About This Blog ~ This blog is about a series of Gay, Lesbian, Bisexual, and Transgender (GLBT) super-hero, sci-fi, fantasy adventure novels called Rainbow Arc of Fire. The main characters are imbued with extraordinary abilities. Their exploits are both varied and exciting, from a GLBT and a human perspective. You can follow Greg, Paul, Marina, Joan, William, and Joseph, as well as several others along the way, as they battle extraordinary foes or take on environmental threats all around the globe and even in outer space. You can access synopses of the ten books using the individual links on the upper, left-hand column.





The more recent posts are about events or issues that either are mentioned in one or more books in the series or at least influenced the writing of the series.










Friday, January 7, 2011

Bombs Away


For the past couple of months, I have been watching the series VICTORY AT SEA and then THE WORLD AT WAR on Blu-ray disks.
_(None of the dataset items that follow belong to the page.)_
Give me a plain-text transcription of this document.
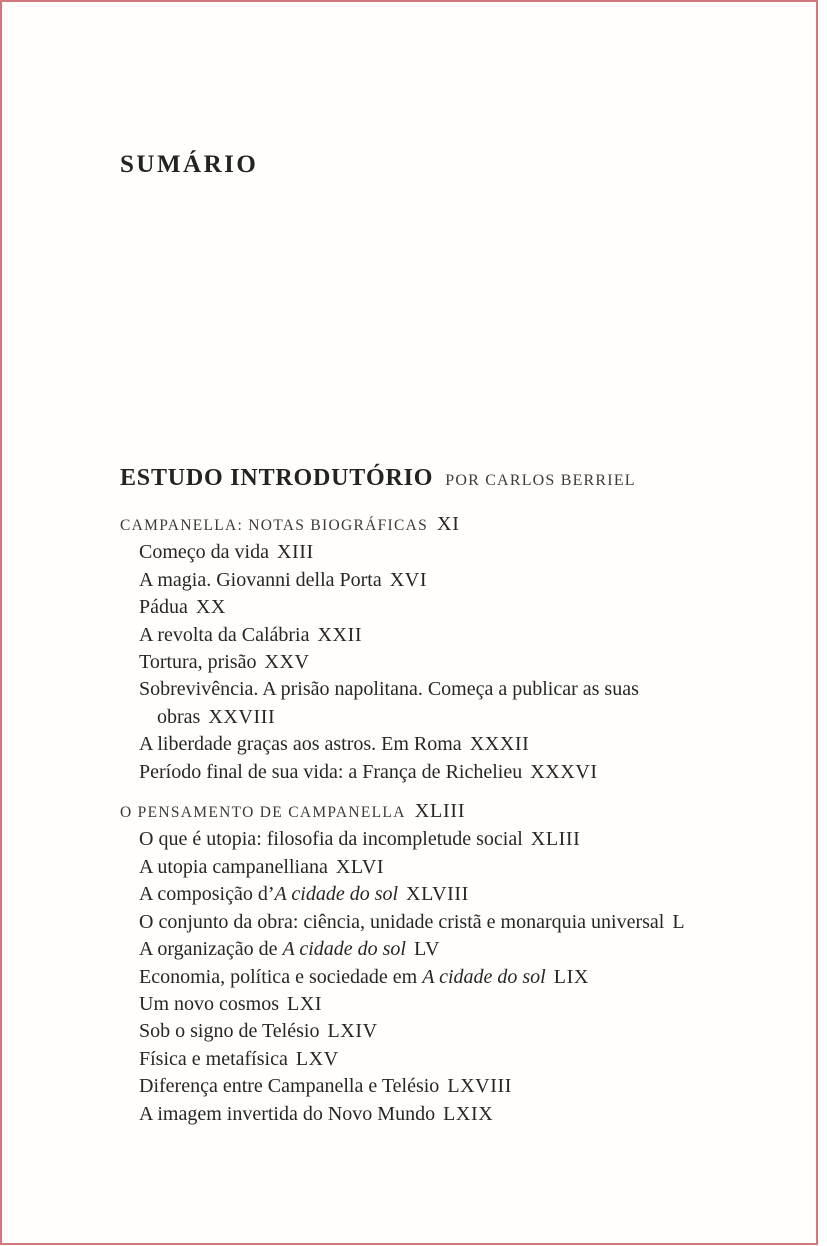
SUMÁRIO
ESTUDO INTRODUTÓRIO POR CARLOS BERRIEL
CAMPANELLA: NOTAS BIOGRÁFICAS XI
Começo da vida XIII
A magia. Giovanni della Porta XVI
Pádua XX
A revolta da Calábria XXII
Tortura, prisão XXV
Sobrevivência. A prisão napolitana. Começa a publicar as suas obras XXVIII
A liberdade graças aos astros. Em Roma XXXII
Período final de sua vida: a França de Richelieu XXXVI
O PENSAMENTO DE CAMPANELLA XLIII
O que é utopia: filosofia da incompletude social XLIII
A utopia campanelliana XLVI
A composição d’A cidade do sol XLVIII
O conjunto da obra: ciência, unidade cristã e monarquia universal L
A organização de A cidade do sol LV
Economia, política e sociedade em A cidade do sol LIX
Um novo cosmos LXI
Sob o signo de Telésio LXIV
Física e metafísica LXV
Diferença entre Campanella e Telésio LXVIII
A imagem invertida do Novo Mundo LXIX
Often, I do something for which later a reason or justification becomes clear.

I found out what that was during a visit to my sister Ann's home in Indio, CA, from 30 December 2010 to 2 January 2011. The day I arrived, she handed over a wide, spiral-bound, modestly thick booklet that she'd been given by our sister Lorri.
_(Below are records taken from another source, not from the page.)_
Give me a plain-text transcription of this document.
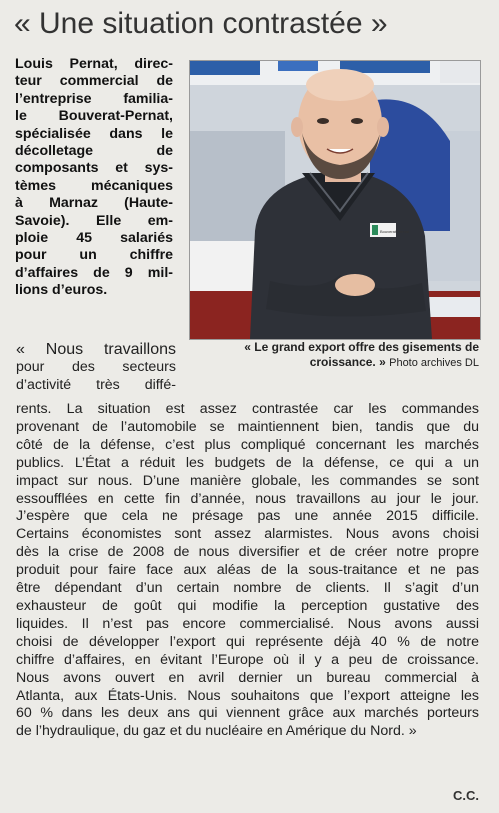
« Une situation contrastée »
Louis Pernat, direc-
teur commercial de
l’entreprise familia-
le Bouverat-Pernat,
spécialisée dans le
décolletage de
composants et sys-
tèmes mécaniques
à Marnaz (Haute-
Savoie). Elle em-
ploie 45 salariés
pour un chiffre
d’affaires de 9 mil-
lions d’euros.
Bouverat-Pernat
« Le grand export offre des gisements de croissance. » Photo archives DL
« Nous travaillons
pour des secteurs
d’activité très diffé-
rents. La situation est assez contrastée car les commandes
provenant de l’automobile se maintiennent bien, tandis que du
côté de la défense, c’est plus compliqué concernant les marchés
publics. L’État a réduit les budgets de la défense, ce qui a un
impact sur nous. D’une manière globale, les commandes se sont
essoufflées en cette fin d’année, nous travaillons au jour le jour.
J’espère que cela ne présage pas une année 2015 difficile.
Certains économistes sont assez alarmistes. Nous avons choisi
dès la crise de 2008 de nous diversifier et de créer notre propre
produit pour faire face aux aléas de la sous-traitance et ne pas
être dépendant d’un certain nombre de clients. Il s’agit d’un
exhausteur de goût qui modifie la perception gustative des
liquides. Il n’est pas encore commercialisé. Nous avons aussi
choisi de développer l’export qui représente déjà 40 % de notre
chiffre d’affaires, en évitant l’Europe où il y a peu de croissance.
Nous avons ouvert en avril dernier un bureau commercial à
Atlanta, aux États-Unis. Nous souhaitons que l’export atteigne les
60 % dans les deux ans qui viennent grâce aux marchés porteurs
de l’hydraulique, du gaz et du nucléaire en Amérique du Nord. »
C.C.
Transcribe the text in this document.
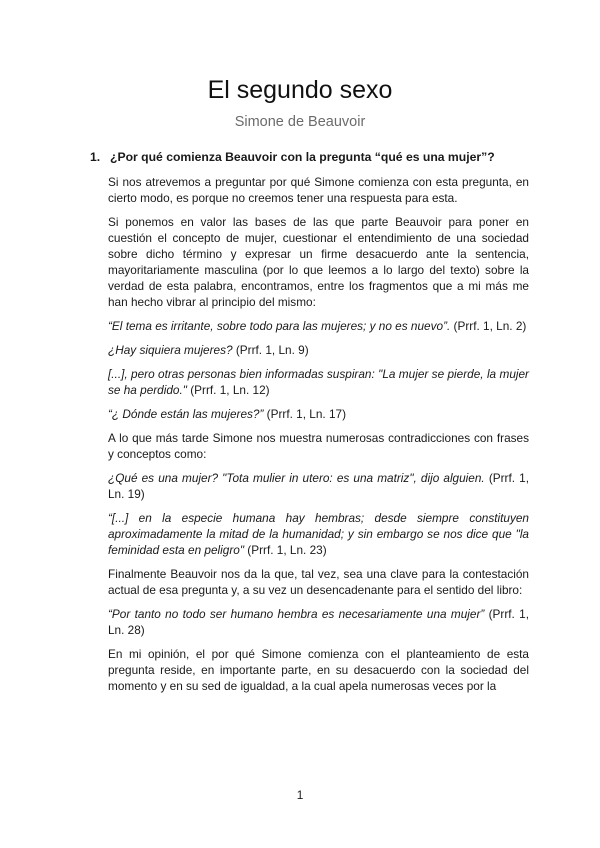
El segundo sexo
Simone de Beauvoir
1. ¿Por qué comienza Beauvoir con la pregunta “qué es una mujer”?

Si nos atrevemos a preguntar por qué Simone comienza con esta pregunta, en cierto modo, es porque no creemos tener una respuesta para esta.

Si ponemos en valor las bases de las que parte Beauvoir para poner en cuestión el concepto de mujer, cuestionar el entendimiento de una sociedad sobre dicho término y expresar un firme desacuerdo ante la sentencia, mayoritariamente masculina (por lo que leemos a lo largo del texto) sobre la verdad de esta palabra, encontramos, entre los fragmentos que a mi más me han hecho vibrar al principio del mismo:

“El tema es irritante, sobre todo para las mujeres; y no es nuevo”. (Prrf. 1, Ln. 2)

¿Hay siquiera mujeres? (Prrf. 1, Ln. 9)

[...], pero otras personas bien informadas suspiran: "La mujer se pierde, la mujer se ha perdido." (Prrf. 1, Ln. 12)

“¿ Dónde están las mujeres?” (Prrf. 1, Ln. 17)

A lo que más tarde Simone nos muestra numerosas contradicciones con frases y conceptos como:

¿Qué es una mujer? "Tota mulier in utero: es una matriz", dijo alguien. (Prrf. 1, Ln. 19)

“[...] en la especie humana hay hembras; desde siempre constituyen aproximadamente la mitad de la humanidad; y sin embargo se nos dice que "la feminidad esta en peligro" (Prrf. 1, Ln. 23)

Finalmente Beauvoir nos da la que, tal vez, sea una clave para la contestación actual de esa pregunta y, a su vez un desencadenante para el sentido del libro:

“Por tanto no todo ser humano hembra es necesariamente una mujer” (Prrf. 1, Ln. 28)

En mi opinión, el por qué Simone comienza con el planteamiento de esta pregunta reside, en importante parte, en su desacuerdo con la sociedad del momento y en su sed de igualdad, a la cual apela numerosas veces por la

1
The cover said BOMBS AWAY, 43-11. Upon further inspection, I realized that this booklet was from my dad's WWII Bombardier training class in 1943, at Victorville Army Air Field in California.

He would eventually become a bombardier on a B-24 that was forced to ditch after a raid on the Romanian oil fields at Ploesti where the Nazis got most of their oil during that horrific war.

At Victorville they trained in much smaller, even antiquated, AT-11 twin-engine light training bombers, and then B-25's, the same planes flown off the aircraft carrier Hornet by Jimmy Doolittle's raiders over Tokyo the previous year.

The booklet was filled with B&W photos of the base, the training and administrative staff, and all of the bombardier trainees of class 43-11, including my father. Born in 1920, he was about to turn 24, while he was learning to drop bombs on an enemy far away.

Tucked inside the booklet was an ID card, as well. This was issued on July 31, 1943, and his birthday was coming up on August 5th. It says he was 5' 8", 150 pounds, with brown eyes and hair. He was a second lieutenant, the same rank I held when I was in training at missile school at Vandenberg AFB, not that many miles from Victorville, CA. That was in 1974, 31 years later. I was 24 years old, and 6' tall and 160 pounds, with brown eyes and hair.

Toward the end of his life, he and I had had a significant falling out over my being gay. In fact, we never spoke in those final years, though I would be there in the emergency room where he lay, unconscious and likely unaware of my presence, though my sister Ann told him I was there.

Neither of us could easily recognized him, so changed was his mortal form. He looked like some concentration camp victim, his skin having become translucent, his weight significantly reduced. He looked very much like a man who was about to die, as he would soon do, only five days later.